You can have old system folders, old swap files - many surprises in your system waiting to be understood! One time when the drive gets deliberately full is if you choose 'erase Free Space' in Disk Utility - this then creates a single file which is the size of all your empty HDD, fills it to overwrite sensitive stuff on your disk. This gives you teh HDD is full warning but it is temporary. A full Mac HDD is not a good idea!
 

buckles31

macrumors newbie
Original poster
Oct 15, 2012
3
0
Thanks for the help. I found the culprit! It was a file I could only access on my time machine back up. 157 GB folder of an ipod clone I made years ago when I was trying to save a broken ipod. It was locked on my Snow Leopard account until I allowed access to it.
 

comatory

macrumors 6502a
Apr 10, 2012
738
0
Thanks for the help. I found the culprit! It was a file I could only access on my time machine back up. 157 GB folder of an ipod clone I made years ago when I was trying to save a broken ipod. It was locked on my Snow Leopard account until I allowed access to it.

Thumbs up! Used to deal with this crap on PCs but OS X can sometimes hide large file from you as well. I use little app called Spacie to find various cache and temp files some software creates.
 

buckles31

macrumors newbie
Original poster
Oct 15, 2012
3
0
Having the same problem. How did you find the file in Time Machine?

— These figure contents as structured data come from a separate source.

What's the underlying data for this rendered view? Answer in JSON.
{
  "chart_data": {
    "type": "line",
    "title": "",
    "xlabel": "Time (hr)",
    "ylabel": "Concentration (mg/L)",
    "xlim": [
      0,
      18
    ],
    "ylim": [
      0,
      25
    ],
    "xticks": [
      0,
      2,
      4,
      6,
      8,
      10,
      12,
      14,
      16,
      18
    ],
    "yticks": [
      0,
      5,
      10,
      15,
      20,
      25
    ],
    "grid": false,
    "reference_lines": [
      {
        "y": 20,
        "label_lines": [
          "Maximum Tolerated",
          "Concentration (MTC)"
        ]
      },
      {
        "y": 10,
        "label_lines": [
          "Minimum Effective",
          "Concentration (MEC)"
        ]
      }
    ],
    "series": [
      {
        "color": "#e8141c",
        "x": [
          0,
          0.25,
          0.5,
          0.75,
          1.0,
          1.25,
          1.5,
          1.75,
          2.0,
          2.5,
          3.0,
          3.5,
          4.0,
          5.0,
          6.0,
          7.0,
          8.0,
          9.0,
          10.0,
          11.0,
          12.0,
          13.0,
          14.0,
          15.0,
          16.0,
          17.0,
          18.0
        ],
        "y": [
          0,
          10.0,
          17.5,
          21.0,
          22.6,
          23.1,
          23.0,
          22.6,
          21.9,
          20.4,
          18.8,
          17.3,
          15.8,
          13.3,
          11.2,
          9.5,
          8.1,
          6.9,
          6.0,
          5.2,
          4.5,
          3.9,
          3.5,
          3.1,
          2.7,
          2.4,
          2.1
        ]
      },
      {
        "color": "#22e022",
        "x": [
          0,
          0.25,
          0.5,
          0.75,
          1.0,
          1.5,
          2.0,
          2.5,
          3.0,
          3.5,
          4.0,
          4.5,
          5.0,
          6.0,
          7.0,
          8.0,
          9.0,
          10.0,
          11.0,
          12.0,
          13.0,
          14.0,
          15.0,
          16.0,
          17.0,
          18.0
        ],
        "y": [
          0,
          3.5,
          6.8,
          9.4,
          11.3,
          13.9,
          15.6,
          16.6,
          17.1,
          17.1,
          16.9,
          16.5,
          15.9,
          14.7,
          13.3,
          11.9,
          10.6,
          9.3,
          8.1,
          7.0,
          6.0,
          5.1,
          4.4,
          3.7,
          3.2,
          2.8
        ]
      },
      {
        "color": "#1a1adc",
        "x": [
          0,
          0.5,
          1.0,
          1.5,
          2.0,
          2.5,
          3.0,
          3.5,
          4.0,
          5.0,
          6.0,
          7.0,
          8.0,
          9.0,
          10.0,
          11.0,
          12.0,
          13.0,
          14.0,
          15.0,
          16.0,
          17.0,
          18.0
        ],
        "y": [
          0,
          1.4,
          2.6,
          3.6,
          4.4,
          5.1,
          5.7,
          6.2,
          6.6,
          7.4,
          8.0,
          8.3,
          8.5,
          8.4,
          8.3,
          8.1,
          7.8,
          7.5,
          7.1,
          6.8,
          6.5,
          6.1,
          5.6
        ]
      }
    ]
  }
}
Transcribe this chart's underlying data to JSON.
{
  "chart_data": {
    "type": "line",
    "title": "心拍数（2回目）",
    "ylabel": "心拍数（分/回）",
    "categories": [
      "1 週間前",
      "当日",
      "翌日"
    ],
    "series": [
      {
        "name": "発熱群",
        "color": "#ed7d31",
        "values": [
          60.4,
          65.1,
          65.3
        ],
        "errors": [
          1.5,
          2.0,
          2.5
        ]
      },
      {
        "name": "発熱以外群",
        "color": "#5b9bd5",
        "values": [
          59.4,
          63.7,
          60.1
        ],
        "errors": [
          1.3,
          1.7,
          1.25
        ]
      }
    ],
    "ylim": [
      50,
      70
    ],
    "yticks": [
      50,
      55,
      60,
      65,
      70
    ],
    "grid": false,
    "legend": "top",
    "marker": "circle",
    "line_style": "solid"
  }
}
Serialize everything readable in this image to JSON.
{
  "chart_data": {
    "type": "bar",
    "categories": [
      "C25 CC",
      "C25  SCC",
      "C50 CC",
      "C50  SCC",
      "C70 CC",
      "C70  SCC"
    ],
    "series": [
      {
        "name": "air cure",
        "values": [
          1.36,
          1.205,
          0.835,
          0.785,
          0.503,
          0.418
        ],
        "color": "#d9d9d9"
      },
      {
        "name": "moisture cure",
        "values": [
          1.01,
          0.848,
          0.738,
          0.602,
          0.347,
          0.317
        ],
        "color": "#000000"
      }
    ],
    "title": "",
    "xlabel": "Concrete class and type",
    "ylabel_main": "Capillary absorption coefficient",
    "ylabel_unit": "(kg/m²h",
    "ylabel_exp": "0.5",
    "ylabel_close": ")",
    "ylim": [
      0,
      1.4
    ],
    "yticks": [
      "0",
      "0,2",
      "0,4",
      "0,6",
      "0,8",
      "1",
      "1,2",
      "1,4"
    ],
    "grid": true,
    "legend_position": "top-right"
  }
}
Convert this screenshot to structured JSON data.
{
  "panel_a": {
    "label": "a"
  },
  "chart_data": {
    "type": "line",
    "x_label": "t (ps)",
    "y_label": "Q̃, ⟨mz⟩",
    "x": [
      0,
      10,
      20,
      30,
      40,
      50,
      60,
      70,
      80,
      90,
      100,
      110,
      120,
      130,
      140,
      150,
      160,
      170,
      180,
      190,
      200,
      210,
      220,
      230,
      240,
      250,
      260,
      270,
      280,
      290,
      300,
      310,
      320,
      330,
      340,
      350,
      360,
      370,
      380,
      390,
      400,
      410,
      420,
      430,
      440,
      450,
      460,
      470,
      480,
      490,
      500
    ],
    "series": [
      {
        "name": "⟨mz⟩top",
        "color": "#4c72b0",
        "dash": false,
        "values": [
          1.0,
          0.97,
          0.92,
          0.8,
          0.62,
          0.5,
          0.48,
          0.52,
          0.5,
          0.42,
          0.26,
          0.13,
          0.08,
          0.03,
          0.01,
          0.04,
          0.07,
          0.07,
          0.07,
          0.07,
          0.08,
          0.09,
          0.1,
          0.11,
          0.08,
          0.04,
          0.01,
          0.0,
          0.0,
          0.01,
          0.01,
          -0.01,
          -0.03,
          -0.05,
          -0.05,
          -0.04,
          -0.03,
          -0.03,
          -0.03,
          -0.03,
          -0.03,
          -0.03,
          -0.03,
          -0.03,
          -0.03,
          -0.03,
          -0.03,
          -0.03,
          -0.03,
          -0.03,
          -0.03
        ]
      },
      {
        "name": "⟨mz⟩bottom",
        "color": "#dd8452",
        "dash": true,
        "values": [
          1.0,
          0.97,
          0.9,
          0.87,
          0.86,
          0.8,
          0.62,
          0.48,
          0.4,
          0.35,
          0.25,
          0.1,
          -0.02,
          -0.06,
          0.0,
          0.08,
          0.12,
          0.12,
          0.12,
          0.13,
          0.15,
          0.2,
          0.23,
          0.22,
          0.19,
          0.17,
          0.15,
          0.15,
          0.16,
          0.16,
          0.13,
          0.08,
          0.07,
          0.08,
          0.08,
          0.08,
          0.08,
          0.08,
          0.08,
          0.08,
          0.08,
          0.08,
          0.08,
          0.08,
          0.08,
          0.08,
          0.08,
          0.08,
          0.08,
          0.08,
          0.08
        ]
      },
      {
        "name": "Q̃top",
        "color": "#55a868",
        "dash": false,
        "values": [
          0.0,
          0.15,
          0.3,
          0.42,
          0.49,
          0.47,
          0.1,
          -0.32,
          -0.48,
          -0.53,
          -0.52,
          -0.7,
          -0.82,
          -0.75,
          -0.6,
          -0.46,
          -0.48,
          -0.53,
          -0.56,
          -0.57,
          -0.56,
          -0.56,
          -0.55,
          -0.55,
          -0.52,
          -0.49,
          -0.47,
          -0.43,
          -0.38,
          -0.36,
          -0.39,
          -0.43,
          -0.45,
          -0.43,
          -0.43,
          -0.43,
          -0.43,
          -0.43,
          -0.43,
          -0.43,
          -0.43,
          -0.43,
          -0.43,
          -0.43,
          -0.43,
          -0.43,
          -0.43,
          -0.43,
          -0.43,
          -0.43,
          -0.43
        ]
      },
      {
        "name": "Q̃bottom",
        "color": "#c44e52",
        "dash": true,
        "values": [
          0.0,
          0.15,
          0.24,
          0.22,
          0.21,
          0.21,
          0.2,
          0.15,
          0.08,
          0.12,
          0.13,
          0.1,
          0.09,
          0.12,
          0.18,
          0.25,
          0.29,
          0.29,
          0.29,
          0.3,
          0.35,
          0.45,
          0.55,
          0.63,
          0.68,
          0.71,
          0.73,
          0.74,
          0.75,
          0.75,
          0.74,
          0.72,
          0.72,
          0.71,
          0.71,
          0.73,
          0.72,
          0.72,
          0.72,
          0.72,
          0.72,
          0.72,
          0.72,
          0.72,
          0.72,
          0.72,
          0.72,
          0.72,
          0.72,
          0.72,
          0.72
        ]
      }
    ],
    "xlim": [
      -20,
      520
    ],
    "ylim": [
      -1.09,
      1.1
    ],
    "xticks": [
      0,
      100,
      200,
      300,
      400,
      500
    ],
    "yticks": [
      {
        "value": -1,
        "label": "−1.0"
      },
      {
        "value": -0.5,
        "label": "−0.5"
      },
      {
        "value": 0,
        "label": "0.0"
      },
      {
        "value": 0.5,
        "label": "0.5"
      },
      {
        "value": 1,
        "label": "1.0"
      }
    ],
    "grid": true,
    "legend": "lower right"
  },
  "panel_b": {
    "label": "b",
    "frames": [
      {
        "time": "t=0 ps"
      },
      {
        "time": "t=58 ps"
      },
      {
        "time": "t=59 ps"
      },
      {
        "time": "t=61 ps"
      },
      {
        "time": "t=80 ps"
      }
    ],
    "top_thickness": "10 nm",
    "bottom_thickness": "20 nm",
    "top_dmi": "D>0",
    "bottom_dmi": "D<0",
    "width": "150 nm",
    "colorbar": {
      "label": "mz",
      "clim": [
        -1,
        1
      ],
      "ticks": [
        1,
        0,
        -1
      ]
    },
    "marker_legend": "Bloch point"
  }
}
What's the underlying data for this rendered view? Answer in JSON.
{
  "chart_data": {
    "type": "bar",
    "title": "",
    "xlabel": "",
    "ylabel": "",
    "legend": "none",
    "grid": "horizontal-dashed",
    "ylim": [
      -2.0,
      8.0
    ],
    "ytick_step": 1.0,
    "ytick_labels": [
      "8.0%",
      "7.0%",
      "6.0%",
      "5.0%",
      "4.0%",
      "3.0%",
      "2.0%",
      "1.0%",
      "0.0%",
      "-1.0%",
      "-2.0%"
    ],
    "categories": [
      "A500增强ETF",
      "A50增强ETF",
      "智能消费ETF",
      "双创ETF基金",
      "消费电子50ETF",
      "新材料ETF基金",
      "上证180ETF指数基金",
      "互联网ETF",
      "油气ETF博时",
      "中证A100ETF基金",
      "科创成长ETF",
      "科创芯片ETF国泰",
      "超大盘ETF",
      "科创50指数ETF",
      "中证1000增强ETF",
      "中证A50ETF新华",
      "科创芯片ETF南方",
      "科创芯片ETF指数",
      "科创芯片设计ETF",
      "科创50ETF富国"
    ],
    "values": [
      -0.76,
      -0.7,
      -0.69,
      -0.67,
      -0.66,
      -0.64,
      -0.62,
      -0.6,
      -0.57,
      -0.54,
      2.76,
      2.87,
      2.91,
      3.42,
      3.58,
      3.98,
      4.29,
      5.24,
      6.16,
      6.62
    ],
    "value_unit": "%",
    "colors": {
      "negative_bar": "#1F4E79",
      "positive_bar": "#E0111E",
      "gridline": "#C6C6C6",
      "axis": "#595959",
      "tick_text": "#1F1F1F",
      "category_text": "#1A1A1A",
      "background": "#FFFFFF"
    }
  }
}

I realized the problem existed for awhile since my external was holding around 300 GB's. I went into a time machine backup file. I then clicked the Users folder and found all the information from my first backup. All the files were locked. I "right clicked" each one and got info. There is a Lock icon on the bottom right. I entered my password and then clicked the plus sign on the bottom left and gave myself control over all users. Then I could go in to any folder and delete what was necessary. Since I had used migration assistant, I didn't need to go into a time machine backup file to do this. The Users folder was on my current Hard drive. I tried 3 or 4 programs to search for files but I actually had better luck doing it on my own. I know how frustrating it can be. I hope this helps you.